Genetic changes may help to improve decision making for the treatment of the rare and aggressive form of childhood cancer rhabdomyosarcoma, according to a new international study led by researchers at the Institute of Cancer Research, London (ICR).
The study analysed the DNA from 641 patients with rhabdomyosarcoma – a rare and aggressive type of childhood cancer that resembles muscle tissue and mostly affects children.
According to ICR, less than 30% of children with this type of cancer who have relapsed and whose disease has spread will survive.
There are two main subtypes of rhabdomyosarcoma, including fusion gene-positive and fusion gene-negative, depending on the presence of a ‘fusion gene’.

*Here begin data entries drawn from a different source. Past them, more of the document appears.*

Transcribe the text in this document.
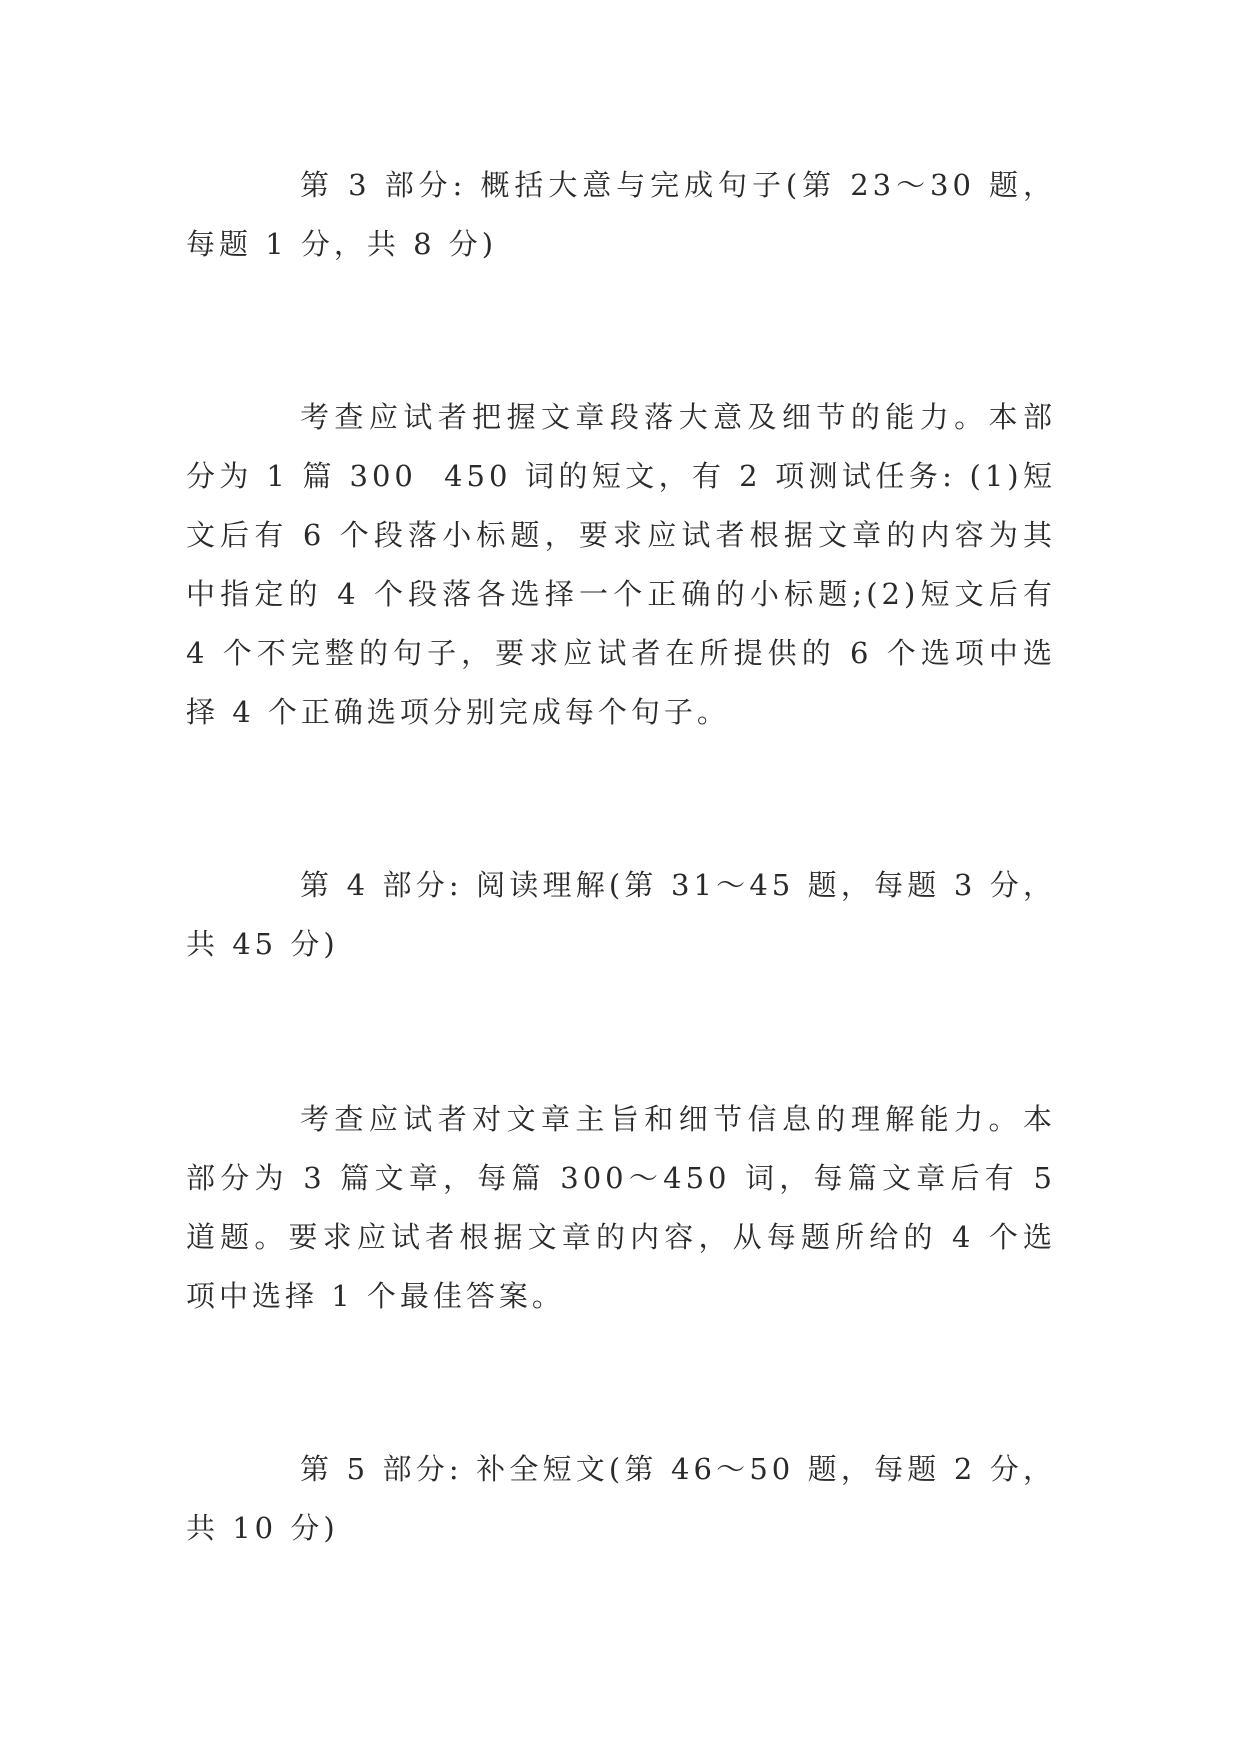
第 3 部分: 概括大意与完成句子(第 23～30 题，每题 1 分，共 8 分)

考查应试者把握文章段落大意及细节的能力。本部分为 1 篇 300  450 词的短文，有 2 项测试任务: (1)短文后有 6 个段落小标题，要求应试者根据文章的内容为其中指定的 4 个段落各选择一个正确的小标题;(2)短文后有 4 个不完整的句子，要求应试者在所提供的 6 个选项中选择 4 个正确选项分别完成每个句子。

第 4 部分: 阅读理解(第 31～45 题，每题 3 分，共 45 分)

考查应试者对文章主旨和细节信息的理解能力。本部分为 3 篇文章，每篇 300～450 词，每篇文章后有 5 道题。要求应试者根据文章的内容，从每题所给的 4 个选项中选择 1 个最佳答案。

第 5 部分: 补全短文(第 46～50 题，每题 2 分，共 10 分)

Researchers found that, when looking at those with fusion-negative rhabdomyosarcoma, children whose tumours had faults in the genes MYOD1 and TP53 had significantly poorer response to treatment and worse survival outcomes.
The TP53 gene was found to be altered in 69 out of 515 children and was linked to worse survival outcomes. In addition, around half of the children whose cancers had TP53 mutations succumbed to their disease compared with one in four children with cancers that were not TP53 mutant.
This indicated that patients without this type of mutation had a better chance of survival, according to the researchers.
Mutations in the MYOD1 gene, found in one out of 515 children, were also linked to both worse outcomes and rapid progression of the disease.
The findings of the study suggest that children with these mutations may benefit from a more aggressive treatment.
“This international collaborative effort has linked specific genetic changes in cancers to the ways that children respond to treatment. It should help clinicians to treat children according to the particular features of their cancer and the risk they face of their cancer progressing,” said Paul Workman, chief executive of ICR.
“The findings have the potential to have a real impact not only on survival but also on quality of life, by picking out those children who need the most aggressive treatment, but also sparing others with lower-risk disease from the side effects of intensive interventions,” he added.